Similarly, in Mali, the former government imported an increasing number of tractors from India and subsidised their prices. Farmers that cultivate rice and cotton have also been given access to loans to buy mechanisation products.
Younger farmers have been targeted in particular – tractors have been supplied to young Malians at heavily subsidised and interest-free prices with the money payable over 10 years. Budding Malian farmers have also benefited from business plan training.
Local manufacture vital
Not all agricultural breakthroughs that the continent has experienced in recent years have been government-led. International organisations have also made contributions to improving mechanisation.

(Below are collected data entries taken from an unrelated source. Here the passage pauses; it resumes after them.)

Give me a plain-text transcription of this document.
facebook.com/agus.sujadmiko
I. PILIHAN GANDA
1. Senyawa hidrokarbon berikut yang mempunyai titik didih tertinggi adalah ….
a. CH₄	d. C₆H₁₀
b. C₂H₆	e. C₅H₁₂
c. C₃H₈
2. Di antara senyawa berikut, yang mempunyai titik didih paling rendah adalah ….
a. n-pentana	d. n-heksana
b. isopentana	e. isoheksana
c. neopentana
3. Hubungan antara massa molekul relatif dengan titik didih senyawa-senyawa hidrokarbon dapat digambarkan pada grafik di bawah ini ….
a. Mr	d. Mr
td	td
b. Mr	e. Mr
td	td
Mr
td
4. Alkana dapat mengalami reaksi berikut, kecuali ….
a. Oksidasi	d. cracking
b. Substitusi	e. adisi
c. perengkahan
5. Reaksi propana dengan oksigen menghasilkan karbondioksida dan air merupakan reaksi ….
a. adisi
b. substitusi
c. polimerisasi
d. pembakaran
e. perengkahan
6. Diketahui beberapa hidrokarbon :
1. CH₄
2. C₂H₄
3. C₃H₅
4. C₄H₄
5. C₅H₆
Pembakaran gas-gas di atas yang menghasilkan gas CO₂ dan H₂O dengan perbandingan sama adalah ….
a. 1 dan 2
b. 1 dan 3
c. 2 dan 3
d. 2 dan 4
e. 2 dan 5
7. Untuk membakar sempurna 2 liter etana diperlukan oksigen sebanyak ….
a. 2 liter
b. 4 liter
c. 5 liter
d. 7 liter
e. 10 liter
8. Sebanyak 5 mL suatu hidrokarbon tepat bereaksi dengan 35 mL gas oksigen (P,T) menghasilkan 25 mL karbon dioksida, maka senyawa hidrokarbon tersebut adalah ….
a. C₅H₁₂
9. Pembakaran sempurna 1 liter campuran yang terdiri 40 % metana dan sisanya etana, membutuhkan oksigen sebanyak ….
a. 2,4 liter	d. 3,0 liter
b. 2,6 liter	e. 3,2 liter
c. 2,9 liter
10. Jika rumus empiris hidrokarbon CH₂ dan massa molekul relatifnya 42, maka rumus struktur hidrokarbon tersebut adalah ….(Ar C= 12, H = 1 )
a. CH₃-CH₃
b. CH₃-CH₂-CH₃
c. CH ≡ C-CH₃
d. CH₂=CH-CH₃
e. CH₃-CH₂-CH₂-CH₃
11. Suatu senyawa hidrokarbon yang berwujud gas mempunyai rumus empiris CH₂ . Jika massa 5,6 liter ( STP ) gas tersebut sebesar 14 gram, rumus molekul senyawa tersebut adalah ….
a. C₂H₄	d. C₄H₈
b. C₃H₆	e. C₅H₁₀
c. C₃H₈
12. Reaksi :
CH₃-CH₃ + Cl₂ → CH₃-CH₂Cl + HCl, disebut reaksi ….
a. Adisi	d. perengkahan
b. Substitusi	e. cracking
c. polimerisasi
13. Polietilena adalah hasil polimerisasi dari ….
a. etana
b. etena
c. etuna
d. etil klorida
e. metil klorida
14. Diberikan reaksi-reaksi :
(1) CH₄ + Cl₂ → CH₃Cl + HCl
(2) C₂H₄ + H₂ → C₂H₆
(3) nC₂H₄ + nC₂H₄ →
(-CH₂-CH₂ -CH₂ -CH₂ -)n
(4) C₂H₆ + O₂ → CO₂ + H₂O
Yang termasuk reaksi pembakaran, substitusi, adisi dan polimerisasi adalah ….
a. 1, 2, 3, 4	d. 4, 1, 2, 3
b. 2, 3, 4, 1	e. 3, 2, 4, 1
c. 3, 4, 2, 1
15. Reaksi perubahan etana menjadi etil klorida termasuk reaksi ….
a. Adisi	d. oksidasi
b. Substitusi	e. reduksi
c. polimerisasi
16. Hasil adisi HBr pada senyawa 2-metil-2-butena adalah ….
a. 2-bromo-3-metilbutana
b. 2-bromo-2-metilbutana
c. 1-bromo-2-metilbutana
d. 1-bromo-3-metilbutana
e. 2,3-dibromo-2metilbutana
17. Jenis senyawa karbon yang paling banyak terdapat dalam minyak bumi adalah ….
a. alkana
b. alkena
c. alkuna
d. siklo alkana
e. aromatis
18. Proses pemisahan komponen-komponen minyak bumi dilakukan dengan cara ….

One area where they have made their mark is in irrigation. Their single most important contribution: the treadle pump. Its impact on farming in certain pockets of Africa has been significant. In Tanzania, the Participatory Irrigation Development Project has boosted farm income by 86%. In Zimbabwe, the EU-funded Maunganidze Irrigation Scheme also resulted a 200% hike in income levels for participants.
A common complaint of business-minded African enthusiasts is that discourses pertaining to African agriculture are often devoid of business focus and attention to the role, hopes and fears of crucial private sector investors.
But, according to experts, commercialism is key to success, and it is the role of non-commercial actors to facilitate its growth: “The main challenge is to improve the business climate for private entrepreneurs – including small farmers – to build up agriculture as a business. This means improving public infrastructure – roads, water, energy, telecoms – as well as more predictable and enforced policies governing agricultural inputs and markets,” says Steven Schonberger of IFAD.
Nonetheless, mechanisation still presents a number of challenges for investors. Firstly, equipment costs are still prohibitive for many farmers. Despite the efforts of importing companies to price equipment as competitively as possible, the cost remains stubbornly high, around double of that in Asia. There is also a dearth of companies providing spare parts in Africa, which means availability of these crucial products is also low and many farmers lack adequate training in how to operate and maintain them.
Experts recommend a number of measures to address this. They include boosting private sector investment in local manufacturing of equipment and spare parts and providing formal training to farmers in the maintenance and operation of their equipment.